Microsoft’s latest computer vision technology beats humans at captioning images

Seeing AI. Photo by Microsoft

Microsoft has expanded its existing efforts to improve life for the visually impaired by developing an AI system capable of automatically generating high-quality image captions — and, in ‘many cases,’ the company says its AI outperforms humans. This type of technology may one day be used to, among other things, automatically caption images shared online to aid those who are dependent on computer vision and text readers.

Computer vision plays an increasingly important role in modern systems; at its core, this technology enables a machine to view, interpret and ultimately comprehend the visual world around it. Computer vision is a key aspect of autonomous vehicles, and it has found use cases in everything from identifying the subjects or contents of photos for rapid sorting and organization to more technical use cases like medical imaging.

In a newly published study [PDF], Microsoft Researchers have detailed the development of an AI system that can generate high-quality image captions called VIsual VOcabularly (VIVO), which is a pre-training model that learns a ‘visual vocabulary’ using a dataset of paired image-tag data. The result is an AI system that is able to create captions describing objects in images, including where the objects are located within the visual scene.

Test results found that at least in certain cases, the AI system offers new state-of-the-art outcomes while also exceeding the capabilities of humans tasked with captioning images. In describing their system, the researchers state in the newly published study:

VIVO pre-training aims to learn a joint representation of visual and text input. We feed to a multi-layer Transformer model an input consisting of image region features and a paired image-tag set. We then randomly mask one or more tags, and ask the model to predict these masked tags conditioned on the image region features and the other tags … Extensive experiments show that VIVO pre-training significantly improves the captioning performance on NOC. In addition, our model can precisely align the object mentions in a generated caption with the regions in the corresponding image.

Microsoft notes alternative text captions for images are an important accessibility feature that is too often lacking on social media and websites. With these captions, individuals who suffer from vision impairments can use dictation technology to read the captions, giving them insight into the image that they may otherwise be unable to see.

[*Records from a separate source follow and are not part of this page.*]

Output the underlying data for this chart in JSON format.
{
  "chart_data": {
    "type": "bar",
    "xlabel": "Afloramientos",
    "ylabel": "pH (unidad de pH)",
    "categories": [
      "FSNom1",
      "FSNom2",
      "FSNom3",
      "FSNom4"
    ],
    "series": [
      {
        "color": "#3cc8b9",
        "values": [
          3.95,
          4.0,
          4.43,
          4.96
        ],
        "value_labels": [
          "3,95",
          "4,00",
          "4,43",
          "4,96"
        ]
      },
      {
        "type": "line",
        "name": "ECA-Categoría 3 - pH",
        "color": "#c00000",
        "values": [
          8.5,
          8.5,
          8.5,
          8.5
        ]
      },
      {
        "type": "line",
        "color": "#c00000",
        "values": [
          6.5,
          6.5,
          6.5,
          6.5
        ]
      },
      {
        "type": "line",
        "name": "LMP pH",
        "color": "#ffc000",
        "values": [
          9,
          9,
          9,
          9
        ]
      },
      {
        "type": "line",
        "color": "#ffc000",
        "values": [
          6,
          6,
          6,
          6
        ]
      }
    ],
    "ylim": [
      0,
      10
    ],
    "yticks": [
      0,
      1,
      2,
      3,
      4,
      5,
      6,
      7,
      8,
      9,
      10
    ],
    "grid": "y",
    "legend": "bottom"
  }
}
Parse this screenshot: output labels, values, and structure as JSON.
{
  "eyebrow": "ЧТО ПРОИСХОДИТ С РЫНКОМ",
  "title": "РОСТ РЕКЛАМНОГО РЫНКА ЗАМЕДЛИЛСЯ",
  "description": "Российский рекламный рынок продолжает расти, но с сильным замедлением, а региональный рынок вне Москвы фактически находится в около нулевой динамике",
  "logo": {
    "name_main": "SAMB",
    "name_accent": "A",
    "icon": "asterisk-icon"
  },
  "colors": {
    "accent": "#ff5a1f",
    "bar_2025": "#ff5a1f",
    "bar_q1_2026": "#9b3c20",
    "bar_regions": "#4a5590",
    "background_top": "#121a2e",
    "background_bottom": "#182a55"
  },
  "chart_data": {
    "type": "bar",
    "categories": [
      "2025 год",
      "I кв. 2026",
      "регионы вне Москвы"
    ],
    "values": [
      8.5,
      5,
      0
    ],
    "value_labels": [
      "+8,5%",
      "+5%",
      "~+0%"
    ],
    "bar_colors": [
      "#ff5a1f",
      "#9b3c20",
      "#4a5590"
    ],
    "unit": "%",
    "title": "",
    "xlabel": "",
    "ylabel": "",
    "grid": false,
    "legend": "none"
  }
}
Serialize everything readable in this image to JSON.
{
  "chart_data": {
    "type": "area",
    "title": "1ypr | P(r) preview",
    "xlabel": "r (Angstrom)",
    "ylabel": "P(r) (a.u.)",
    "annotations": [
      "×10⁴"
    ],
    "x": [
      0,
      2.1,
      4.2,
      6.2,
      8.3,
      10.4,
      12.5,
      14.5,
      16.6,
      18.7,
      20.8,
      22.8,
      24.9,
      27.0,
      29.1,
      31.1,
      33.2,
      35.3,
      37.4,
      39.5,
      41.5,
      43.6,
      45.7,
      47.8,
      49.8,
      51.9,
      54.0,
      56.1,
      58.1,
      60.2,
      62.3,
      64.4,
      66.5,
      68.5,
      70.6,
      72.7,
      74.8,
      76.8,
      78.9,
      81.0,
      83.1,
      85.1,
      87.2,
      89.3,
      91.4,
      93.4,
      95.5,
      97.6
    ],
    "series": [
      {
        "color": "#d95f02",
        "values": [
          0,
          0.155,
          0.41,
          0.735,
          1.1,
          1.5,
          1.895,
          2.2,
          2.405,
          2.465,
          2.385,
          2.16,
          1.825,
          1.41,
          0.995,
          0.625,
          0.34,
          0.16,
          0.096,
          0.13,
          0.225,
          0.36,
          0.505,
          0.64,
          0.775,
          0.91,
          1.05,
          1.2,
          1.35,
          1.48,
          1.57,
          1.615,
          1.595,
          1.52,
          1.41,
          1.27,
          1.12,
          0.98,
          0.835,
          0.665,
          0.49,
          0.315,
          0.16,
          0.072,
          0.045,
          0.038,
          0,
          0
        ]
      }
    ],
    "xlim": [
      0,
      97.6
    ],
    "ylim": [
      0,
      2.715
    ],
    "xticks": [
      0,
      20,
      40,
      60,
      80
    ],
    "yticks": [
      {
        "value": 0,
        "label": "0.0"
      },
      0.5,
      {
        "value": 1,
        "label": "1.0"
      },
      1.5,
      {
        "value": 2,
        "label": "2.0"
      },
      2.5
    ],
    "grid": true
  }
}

The company previously introduced a computer vision-based product described specifically for the blind called Seeing AI, which is a camera app that audibly describes physical objects, reads printed text and currency, recognizes and reports colors and other similar things. The Seeing AI app can also read image captions — assuming captions were included with the image, of course.

Microsoft AI platform group software engineering manager Saqib Shaikh explained:

‘Ideally, everyone would include alt text for all images in documents, on the web, in social media – as this enables people who are blind to access the content and participate in the conversation. But, alas, people don’t. So, there are several apps that use image captioning as a way to fill in alt text when it’s missing.’

That’s where the expanded use of artificial intelligence comes in. Microsoft has announced plans to ship the technology to the market and make it available to consumers through a variety of its products in the near future. The new AI model is already available to Azure Cognitive Services Computer Vision customers, for example, and the company will soon add it to some of its consumer products, including Seeing AI, Word and Outlook for macOS and Windows, as well as PowerPoint for Windows, macOS and web users.